Memory throughput makes larger batch sizes more critical. During each evaluation or training step, we generally need to read and write all model weights (and gradients, and Adam state), and read and write all activations.

Because the number of reads/writes for model-type tensors is constant (independent of batch size), and the number of reads/writes for activation-type tensors grows linearly with batch size, larger batch sizes will generally be better.

How long does it take to run an evaluation batch on 1 or 32 or 1024 or 32\*1024 or 1024\*1024 tokens? When are we bottlenecked by FLOPS, and when are we bottlenecked by memory throughput?

In [None]:
# memory: doesn't matter how big is the batch size!
# note that each activation must be both saved and loaded
def get_transferring_time_per_token(batch_size, params, activations):
  transfers_per_batch = ???
  transfers_time_per_batch = ???
  transfers_time_per_token = ???
  return transfers_time_per_token

for batch_size in [1, 32, 1024, 32*1024, 1024*1024]:
  transferring_time_per_token = get_transferring_time_per_token(batch_size, total_params, activations_per_token_no_checkpoints)
  print(f"{batch_size=}")
  print(f"{transferring_time_per_token=}")

# Calculating Max MFU

If we are bottlenecked by memory loads (i.e., memory transfer requires more time than FLOPS), the MFU must be below 100%.

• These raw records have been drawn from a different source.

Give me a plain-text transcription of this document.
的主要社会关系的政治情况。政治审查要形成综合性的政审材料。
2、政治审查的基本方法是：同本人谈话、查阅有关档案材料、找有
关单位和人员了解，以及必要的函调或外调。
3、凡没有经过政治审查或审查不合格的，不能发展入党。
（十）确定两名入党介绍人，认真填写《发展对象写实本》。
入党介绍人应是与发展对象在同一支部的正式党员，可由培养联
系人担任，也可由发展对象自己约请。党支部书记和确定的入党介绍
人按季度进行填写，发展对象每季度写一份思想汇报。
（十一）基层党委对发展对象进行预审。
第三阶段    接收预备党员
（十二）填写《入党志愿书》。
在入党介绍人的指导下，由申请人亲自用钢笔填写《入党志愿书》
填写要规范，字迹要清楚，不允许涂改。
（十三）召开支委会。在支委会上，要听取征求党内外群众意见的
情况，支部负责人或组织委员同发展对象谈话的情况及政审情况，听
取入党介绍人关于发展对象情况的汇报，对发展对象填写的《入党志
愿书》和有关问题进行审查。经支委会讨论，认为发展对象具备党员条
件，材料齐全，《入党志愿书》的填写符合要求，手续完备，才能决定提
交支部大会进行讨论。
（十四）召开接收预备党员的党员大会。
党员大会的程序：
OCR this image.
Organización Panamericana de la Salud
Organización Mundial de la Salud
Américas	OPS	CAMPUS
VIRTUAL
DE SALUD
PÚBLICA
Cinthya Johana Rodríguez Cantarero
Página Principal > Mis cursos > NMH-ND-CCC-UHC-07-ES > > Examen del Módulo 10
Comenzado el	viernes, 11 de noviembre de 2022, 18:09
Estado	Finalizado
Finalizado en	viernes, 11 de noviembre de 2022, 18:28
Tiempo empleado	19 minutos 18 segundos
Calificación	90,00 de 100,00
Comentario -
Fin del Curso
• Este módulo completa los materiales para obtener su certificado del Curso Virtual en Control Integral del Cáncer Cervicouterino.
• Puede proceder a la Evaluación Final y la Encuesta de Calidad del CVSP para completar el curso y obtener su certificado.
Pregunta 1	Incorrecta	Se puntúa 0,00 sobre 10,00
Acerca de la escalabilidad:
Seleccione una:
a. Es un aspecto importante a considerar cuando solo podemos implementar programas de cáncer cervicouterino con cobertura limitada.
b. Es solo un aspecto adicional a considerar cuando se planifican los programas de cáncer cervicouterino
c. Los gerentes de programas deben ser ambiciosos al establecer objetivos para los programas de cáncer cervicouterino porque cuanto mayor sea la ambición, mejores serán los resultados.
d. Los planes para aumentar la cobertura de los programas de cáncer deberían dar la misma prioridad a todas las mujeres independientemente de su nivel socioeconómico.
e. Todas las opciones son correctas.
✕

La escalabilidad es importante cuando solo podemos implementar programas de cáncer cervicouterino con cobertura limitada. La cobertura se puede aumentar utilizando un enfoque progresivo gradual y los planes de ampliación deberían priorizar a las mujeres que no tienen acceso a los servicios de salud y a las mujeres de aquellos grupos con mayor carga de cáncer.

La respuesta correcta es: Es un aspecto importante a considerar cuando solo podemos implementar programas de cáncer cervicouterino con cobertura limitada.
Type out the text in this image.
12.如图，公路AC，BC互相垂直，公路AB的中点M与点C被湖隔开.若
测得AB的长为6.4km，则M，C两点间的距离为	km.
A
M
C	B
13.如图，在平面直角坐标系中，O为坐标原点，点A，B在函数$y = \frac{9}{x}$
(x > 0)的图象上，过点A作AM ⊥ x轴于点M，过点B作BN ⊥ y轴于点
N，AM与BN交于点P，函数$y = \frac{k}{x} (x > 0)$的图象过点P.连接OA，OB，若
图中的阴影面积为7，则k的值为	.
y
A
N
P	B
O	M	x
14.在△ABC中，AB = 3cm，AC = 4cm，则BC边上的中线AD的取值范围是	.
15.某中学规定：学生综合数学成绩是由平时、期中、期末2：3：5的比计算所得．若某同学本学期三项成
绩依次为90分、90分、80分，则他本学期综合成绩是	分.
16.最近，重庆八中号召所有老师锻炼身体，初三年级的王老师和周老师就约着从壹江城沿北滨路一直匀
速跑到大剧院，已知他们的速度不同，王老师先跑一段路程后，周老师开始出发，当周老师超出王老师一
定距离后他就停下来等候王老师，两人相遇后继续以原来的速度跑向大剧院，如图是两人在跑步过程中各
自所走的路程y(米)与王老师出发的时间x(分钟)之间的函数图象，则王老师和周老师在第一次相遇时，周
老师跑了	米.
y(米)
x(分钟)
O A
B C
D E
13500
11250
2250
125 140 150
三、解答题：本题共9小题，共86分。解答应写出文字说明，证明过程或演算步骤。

Plot the possible MFU against the training batch size. You can assume that memory transfer happen in parallel with computation (this isn't always the case, but it's alright to assume here).

In [None]:
# TODO by students
def mfu_calc(batch_size, params, activations):
  computation_time_per_token = ???
  transferring_time_per_token = get_transferring_time_per_token(batch_size, params, activations)

  mfu = ???
  return mfu

batch_sizes =  [2**x for x in range(20)]
mfu_values = [mfu_calc(batch_size, total_params, activations_per_token_no_checkpoints) for batch_size in batch_sizes]

# TODO: plot


# Optional Exercises

You can calculate the answers to the questions below, or try to estimate.

1. During autoregressive inference, we process only the last token while keeping the KV-cache for all previous tokens in the sequence. This KV-cache has to be read in each step of the inference. What is the context length beyond which we will always be bottlenecked by memory throughput, no matter the total batch size?

2. Assuming a constant depth-to-width ratio, what is the "minimal model" that is reasonable to train on an A100? That is, the smallest model not bottlenecked by memory (with any batch size); you can plot MFU and check at what point there is a drop-off.

3. Assuming a constant depth-to-width ratio, what is the minimal batch size for a given model to achieve 100% MFU (in theory)?

4. What is the maximum model size one can train using a single A100 GPU? What if we have a node of 8xA100? How does it change with activation checkpointing?